TK Waters has a bachelor's degree in literature and religious studies and a master's degree in religious studies and teaches Hebrew Bible at Western Kentucky University.

The tribe of Levi is one of the most important tribes of Israel, being the tribe from which the religious authorities came. Learn more in this lesson about the tribe of Levi's history, symbols, and descendants.

History of the Levites

The Levites were one of the most important tribes of Israel because they were the tribe responsible for the religious leadership of the Jews. But where did this tribe come from? According to Jewish tradition, Jacob, whose name was later changed to Israel, was one of the patriarchs of the Israelites. Jacob had 12 sons and, on his deathbed, left certain responsibilities to his sons. Despite the later importance of the Levites, Jacob didn't speak kindly to Levi when on his deathbed, because Levi and his brother Simeon had earlier murdered an entire town's males to avenge Dinah, their sister who was defiled by and then married to Shechem.

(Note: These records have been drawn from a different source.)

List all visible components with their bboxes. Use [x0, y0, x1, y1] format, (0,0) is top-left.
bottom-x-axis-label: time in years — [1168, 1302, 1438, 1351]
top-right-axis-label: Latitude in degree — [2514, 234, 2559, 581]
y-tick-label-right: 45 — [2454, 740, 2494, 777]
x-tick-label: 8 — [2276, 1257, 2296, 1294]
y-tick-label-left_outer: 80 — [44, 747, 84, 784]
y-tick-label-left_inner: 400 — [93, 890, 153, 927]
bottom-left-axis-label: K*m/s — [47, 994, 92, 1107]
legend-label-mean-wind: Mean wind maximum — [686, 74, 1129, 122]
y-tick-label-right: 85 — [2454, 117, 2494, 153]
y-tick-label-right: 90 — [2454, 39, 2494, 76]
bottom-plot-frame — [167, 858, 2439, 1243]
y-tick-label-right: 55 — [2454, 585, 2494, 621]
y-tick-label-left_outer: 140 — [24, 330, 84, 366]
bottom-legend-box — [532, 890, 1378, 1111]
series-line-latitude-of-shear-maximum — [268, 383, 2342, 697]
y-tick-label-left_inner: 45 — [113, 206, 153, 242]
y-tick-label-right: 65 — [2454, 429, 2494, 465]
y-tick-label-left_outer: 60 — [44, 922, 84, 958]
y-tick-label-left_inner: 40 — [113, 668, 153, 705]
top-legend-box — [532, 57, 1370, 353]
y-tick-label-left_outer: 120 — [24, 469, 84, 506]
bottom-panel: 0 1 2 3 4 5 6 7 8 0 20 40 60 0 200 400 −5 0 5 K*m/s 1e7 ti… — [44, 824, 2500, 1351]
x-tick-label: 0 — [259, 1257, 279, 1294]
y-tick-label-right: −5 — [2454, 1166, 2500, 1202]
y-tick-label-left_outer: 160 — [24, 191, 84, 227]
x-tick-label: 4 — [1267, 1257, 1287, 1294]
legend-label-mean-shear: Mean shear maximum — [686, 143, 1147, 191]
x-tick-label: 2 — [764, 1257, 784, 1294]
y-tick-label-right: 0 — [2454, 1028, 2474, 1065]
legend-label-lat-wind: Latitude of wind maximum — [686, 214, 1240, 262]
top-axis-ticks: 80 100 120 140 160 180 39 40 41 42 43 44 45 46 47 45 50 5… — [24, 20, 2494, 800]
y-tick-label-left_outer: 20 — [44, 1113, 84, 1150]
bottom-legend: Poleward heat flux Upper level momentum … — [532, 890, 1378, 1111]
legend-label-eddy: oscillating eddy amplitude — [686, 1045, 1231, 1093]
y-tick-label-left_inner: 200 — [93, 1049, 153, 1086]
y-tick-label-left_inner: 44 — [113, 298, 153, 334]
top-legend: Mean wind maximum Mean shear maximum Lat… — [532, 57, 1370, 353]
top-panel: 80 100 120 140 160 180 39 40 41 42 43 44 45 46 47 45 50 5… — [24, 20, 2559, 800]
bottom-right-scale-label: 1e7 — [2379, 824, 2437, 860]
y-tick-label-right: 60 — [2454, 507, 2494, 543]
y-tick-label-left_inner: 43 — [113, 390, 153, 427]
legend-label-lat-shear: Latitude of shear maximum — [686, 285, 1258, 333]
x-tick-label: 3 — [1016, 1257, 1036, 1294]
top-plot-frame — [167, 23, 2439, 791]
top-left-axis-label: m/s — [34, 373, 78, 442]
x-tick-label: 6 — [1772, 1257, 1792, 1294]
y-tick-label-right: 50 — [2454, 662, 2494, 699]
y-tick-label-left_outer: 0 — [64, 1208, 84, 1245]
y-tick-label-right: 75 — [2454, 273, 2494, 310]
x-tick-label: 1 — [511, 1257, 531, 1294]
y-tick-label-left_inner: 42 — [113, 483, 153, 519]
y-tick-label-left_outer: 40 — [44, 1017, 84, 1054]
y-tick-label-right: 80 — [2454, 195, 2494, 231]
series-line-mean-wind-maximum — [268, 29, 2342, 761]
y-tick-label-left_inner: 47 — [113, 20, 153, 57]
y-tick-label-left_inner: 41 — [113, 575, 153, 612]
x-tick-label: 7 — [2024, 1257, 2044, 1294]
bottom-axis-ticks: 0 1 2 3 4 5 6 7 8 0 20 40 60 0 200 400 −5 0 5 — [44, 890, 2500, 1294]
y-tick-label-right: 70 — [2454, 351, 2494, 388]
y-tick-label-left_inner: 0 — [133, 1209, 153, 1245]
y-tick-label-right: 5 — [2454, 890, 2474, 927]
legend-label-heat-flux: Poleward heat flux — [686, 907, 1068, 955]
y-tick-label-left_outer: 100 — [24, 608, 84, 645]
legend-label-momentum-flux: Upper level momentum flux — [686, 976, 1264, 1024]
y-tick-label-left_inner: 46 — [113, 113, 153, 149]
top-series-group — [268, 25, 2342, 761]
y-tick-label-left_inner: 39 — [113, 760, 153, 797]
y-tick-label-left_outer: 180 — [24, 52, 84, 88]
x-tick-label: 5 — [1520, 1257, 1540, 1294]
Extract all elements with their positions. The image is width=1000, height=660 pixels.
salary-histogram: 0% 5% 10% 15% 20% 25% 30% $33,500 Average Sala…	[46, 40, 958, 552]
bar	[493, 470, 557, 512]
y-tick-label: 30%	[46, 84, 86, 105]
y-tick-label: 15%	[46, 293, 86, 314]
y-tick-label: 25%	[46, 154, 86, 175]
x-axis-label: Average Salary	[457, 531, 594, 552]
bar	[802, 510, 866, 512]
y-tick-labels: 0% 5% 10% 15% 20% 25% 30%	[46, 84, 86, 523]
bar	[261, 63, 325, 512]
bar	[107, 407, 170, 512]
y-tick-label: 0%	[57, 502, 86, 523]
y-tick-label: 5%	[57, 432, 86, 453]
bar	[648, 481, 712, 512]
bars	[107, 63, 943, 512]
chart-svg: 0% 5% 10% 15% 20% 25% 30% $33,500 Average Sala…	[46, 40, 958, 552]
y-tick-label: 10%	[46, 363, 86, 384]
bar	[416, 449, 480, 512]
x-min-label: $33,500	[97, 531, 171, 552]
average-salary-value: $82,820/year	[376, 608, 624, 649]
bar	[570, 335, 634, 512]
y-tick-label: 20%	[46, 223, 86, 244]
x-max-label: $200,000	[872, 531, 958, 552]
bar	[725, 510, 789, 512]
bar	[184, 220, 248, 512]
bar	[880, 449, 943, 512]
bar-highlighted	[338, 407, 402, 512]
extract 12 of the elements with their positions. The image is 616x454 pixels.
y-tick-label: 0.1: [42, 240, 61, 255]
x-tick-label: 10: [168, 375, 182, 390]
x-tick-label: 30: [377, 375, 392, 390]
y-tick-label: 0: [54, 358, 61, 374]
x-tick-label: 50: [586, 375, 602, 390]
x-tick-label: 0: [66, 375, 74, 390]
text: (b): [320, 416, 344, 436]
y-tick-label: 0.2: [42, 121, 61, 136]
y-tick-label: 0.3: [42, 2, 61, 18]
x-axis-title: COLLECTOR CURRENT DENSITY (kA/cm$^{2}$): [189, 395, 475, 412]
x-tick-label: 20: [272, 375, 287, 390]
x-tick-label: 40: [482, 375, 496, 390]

It was not until later, when Moses and Aaron became prominent leaders of Israel, that the Levites rose to importance. Both brothers were from the tribe of Levi, and both guided the Israelites. While Moses acted as the main leader of the Israelites, Aaron took over the religious responsibilities. This prepared the way for the priesthood later, who were the Jews exclusively responsible for religious rituals. To be a legitimate priest, according to most Jews, the person had to be from the tribe of Levi.

As a heavily religious group, the priesthood for the Israelites was incredibly important. The priests would engage in rituals in the Jerusalem Temple, the building that was thought to contain the presence of God in the Ark of the Covenant. The priests would make animal sacrifices in the temple to appease God. On the Day of Atonement, better known as Yom Kippur today, the high priest, a Levite superior to the other priests, would offer an animal sacrifice in the innermost and holiest room of the temple to atone for the sins of the people.

Levite Symbols

While the Levites don't have one specific symbol that represents their tribe like other tribes do, they have a few symbols that are important to the history and purpose of the tribe. One of these is the pitcher. The pitcher is often used as a symbol for the Levites because it signifies the ritual of cleansing, like the Levitical priests would do before entering the temple or performing sacrifices.

The high priest wore a piece of clothing called the breastplate of judgment, according to Exodus 28. This breastplate later became a symbol of importance for the Levites. While the gold and linen used to make the piece were luxurious, the importance of the piece was the rows of stones or jewels. The breastplate had three rows of four squares on the front, one square for each of the 12 tribes of Israel. Each tribe had a specific stone or jewel and its name inscribed on it, showing the importance of the priesthood as all tribes were symbolically contained in it. The jewel for the tribe of Levi was agate, a type of beautiful, colorful stone with a ringed pattern, like a tree trunk.